Édipo é uma personagem que já nasceu com seu destino predeterminado, seus pais verdadeiros, Laio e Jocasta, antes do nascimento, souberam que o destino dele era matar o próprio pai. Nesse sentido, houve por bem eliminá-lo ao nascimento e, para tanto, deram-no a um escravo para que o matasse, pendurando-no pelos pés no alto do monte Citéron na Beócia – vale dizer que Édipo significa “de pés inchados”. Lá colocado, foi salvo por um pastor, que o entregou aos reis de Corinto, Políbio e Mérope, os quais o criaram como se fosse seu filho. Já na maturidade, Édipo vai ao oráculo de Delfos para saber de Apolo qual seria seu destino e, esse lhe informa que mataria seu pai e se “casaria” com a mãe. Horrorizado com tal vaticínio, foge para tentar evitar o destino prenunciado. É quando volta, sem saber, ao seio dos pais verdadeiros. Entretanto, nessa viagem encontra-se com Laio e o mata. Ao chegar a Tebas, sua cidade natal, a mesma era assolada por uma esfinge, que devorava a todos que não conseguissem decifrar seus enigmas. Édipo para o suposto “bem da cidade” decifra o enigma e devolve a paz à cidade. Com isso e com a morte do rei de Tebas (Édipo já matara Laio, seu pai), Édipo assume o poder da cidade, além de os cidadãos darem-lhe Jocasta como esposa. Tal situação trágica corresponde ao início da peça de Sófocles, pois que é a partir desse ponto que o teatro se desenrola. A cidade, por conta da confirmação do oráculo inicial de Apolo, passa a ser dizimada por uma peste sem que o rei, Édipo, e toda população entendam o porquê.

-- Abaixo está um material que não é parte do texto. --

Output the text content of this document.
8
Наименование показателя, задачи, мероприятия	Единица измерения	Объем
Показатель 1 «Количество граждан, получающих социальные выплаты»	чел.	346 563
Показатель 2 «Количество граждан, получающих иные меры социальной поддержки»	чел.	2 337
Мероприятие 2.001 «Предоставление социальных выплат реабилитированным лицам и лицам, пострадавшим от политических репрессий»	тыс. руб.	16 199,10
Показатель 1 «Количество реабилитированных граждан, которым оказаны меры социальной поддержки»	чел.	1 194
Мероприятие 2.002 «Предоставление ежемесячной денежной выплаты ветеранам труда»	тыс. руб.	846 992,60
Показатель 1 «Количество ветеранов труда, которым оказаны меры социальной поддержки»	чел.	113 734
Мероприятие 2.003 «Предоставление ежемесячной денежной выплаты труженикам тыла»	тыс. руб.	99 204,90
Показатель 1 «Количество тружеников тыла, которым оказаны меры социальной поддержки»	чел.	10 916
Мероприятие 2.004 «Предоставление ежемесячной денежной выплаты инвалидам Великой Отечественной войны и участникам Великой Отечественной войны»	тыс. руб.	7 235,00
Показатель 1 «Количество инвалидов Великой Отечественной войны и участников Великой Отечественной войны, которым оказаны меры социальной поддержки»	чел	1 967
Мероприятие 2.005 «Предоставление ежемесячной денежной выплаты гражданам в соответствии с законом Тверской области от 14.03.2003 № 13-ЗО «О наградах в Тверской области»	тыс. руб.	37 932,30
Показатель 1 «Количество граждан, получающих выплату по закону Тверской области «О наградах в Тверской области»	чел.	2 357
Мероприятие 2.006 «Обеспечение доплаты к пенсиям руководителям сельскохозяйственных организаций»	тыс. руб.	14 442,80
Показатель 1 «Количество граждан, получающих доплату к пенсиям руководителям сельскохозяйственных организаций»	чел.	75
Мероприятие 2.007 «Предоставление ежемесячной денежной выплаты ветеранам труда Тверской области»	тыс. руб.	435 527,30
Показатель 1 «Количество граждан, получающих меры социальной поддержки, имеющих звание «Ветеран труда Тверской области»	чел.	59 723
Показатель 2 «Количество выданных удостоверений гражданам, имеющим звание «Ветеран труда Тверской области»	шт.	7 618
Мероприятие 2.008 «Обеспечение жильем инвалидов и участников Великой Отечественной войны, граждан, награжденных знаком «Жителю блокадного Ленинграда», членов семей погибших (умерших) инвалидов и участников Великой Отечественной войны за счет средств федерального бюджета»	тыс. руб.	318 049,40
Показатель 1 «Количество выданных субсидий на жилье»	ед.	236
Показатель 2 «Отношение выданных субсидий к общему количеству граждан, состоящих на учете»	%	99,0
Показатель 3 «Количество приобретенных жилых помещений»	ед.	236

Toda tragédia deve, pois, suscitar dois sentimentos: terror e piedade e, estes podem advir do espetáculo cênico, isto é, de uma montagem bem elaborada e do bom desempenho dos atores; como, também, da excelência da trama, do enredo. Neste segundo caso, o texto se desprenderia da encenação e autonomamente sobreviveria, despertando aquelas sensações que caracterizam a tragédia, ou seja, a íntima conexão entre os atos seria capaz de despertar em nós a purgação dos males (catarse) que afligem as personagens e, segundo o filósofo, isso acontece no Édipo Rei. Assim, não precisaríamos assistir ao Édipo, bastaria lê-lo.

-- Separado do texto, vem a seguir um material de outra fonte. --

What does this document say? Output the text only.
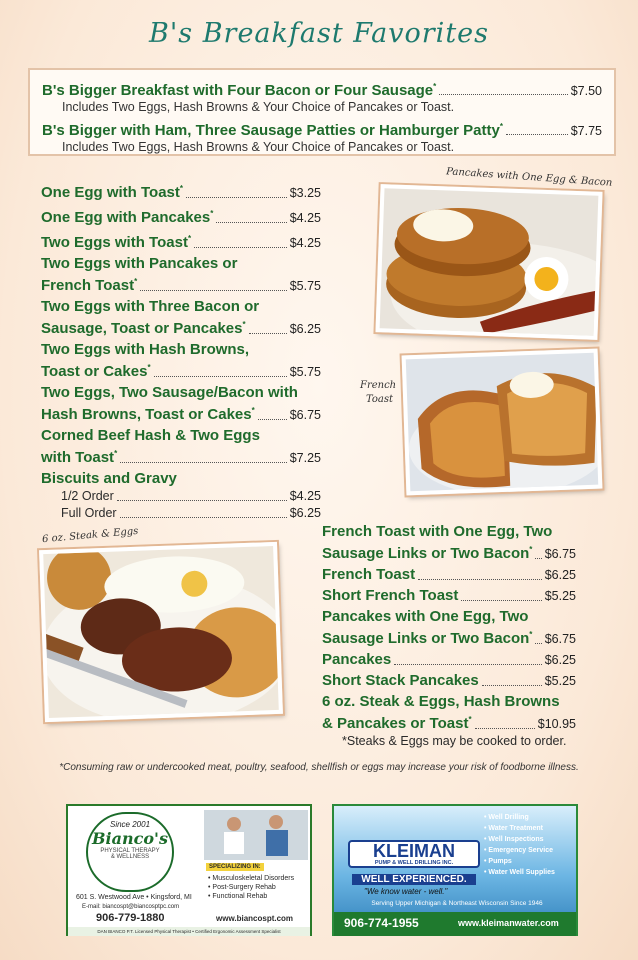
B's Breakfast Favorites
B's Bigger Breakfast with Four Bacon or Four Sausage*	$7.50
Includes Two Eggs, Hash Browns & Your Choice of Pancakes or Toast.
B's Bigger with Ham, Three Sausage Patties or Hamburger Patty*	$7.75
Includes Two Eggs, Hash Browns & Your Choice of Pancakes or Toast.
One Egg with Toast*	$3.25
One Egg with Pancakes*	$4.25
Two Eggs with Toast*	$4.25
Two Eggs with Pancakes or
French Toast*	$5.75
Two Eggs with Three Bacon or
Sausage, Toast or Pancakes*	$6.25
Two Eggs with Hash Browns,
Toast or Cakes*	$5.75
Two Eggs, Two Sausage/Bacon with
Hash Browns, Toast or Cakes*	$6.75
Corned Beef Hash & Two Eggs
with Toast*	$7.25
Biscuits and Gravy
1/2 Order	$4.25
Full Order	$6.25
Pancakes with One Egg & Bacon
French
Toast
6 oz. Steak & Eggs	French Toast with One Egg, Two
Sausage Links or Two Bacon* $6.75
French Toast	$6.25
Short French Toast	$5.25
Pancakes with One Egg, Two
Sausage Links or Two Bacon* $6.75
Pancakes	$6.25
Short Stack Pancakes	$5.25
6 oz. Steak & Eggs, Hash Browns
& Pancakes or Toast*	$10.95
*Steaks & Eggs may be cooked to order.
*Consuming raw or undercooked meat, poultry, seafood, shellfish or eggs may increase your risk of foodborne illness.
Since 2001
Bianco's
PHYSICAL THERAPY
& WELLNESS
SPECIALIZING IN:
• Musculoskeletal Disorders
• Post-Surgery Rehab
• Functional Rehab
601 S. Westwood Ave • Kingsford, MI
E-mail: biancospt@biancosptpc.com
906-779-1880	www.biancospt.com
DAN BIANCO P.T. Licensed Physical Therapist • Certified Ergonomic Assessment Specialist
KLEIMAN
PUMP & WELL DRILLING INC.
WELL EXPERIENCED.
"We know water - well."
• Well Drilling
• Water Treatment
• Well Inspections
• Emergency Service
• Pumps
• Water Well Supplies
Serving Upper Michigan & Northeast Wisconsin Since 1946
906-774-1955	www.kleimanwater.com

Outra característica importante da tragédia é a presença do reconhecimento e a peripécia. No primeiro caso, um mecanismo de composição que determina que uma personagem passa do desconhecer ao conhecer, impondo uma alteração no rumo dos acontecimentos. Diz Aristóteles: “O ‘reconhecimento’, como indica o próprio significado da palavra, é a passagem do ignorar ao conhecer, que se faz para amizade ou inimizade das personagens que estão destinadas para a dita ou para a desdita.” Já o segundo seria a alteração no rumo da história em seu contrário, isto é, “a mutação dos sucessos no contrário”. Esses dois elementos constitutivos da tragédia quando ocorrem simultaneamente produzem um efeito belíssimo e é o que acontece na peça de Sófocles: Édipo deverá chegar à conclusão, sozinho, de que ele é o flagelo de Tebas, a não confirmação de sua morte inicial instaurou um confronto entre o plano humano e o plano divino do qual só pode haver um vencedor, os representantes de forças superiores. A descoberta por parte do protagonista de que ele mesmo é o causador dos danos, ao mesmo tempo em que se caracteriza como um reconhecimento, também produz uma peripécia na tragédia, alterando o desenrolar dos fatos em seu contrário, culminando com o desenlace da trama que se reduz a uma autopunição que é a cegueira física de Édipo, reflexo de uma cegueira existencial.


Ainda segundo Aristóteles, uma tragédia bem escrita não pode deixar de lado a função do coro que deve ser considerado uma personagem como outra qualquer, contudo com suas características próprias, ou seja, uma personagem coletiva que se atém ao representar o pensamento da cidade, da polis e se ocupa da dimensão humana da tragédia, desempenhando um papel coerente ao enredo. Édipo Rei de Sófocles, muito além de nos colocar diante de forças divinas superiores e irreprocháveis, também nos coloca diante a clareza, vitalidade e racionalidade do mundo humano grego, que não é outro senão o nosso próprio.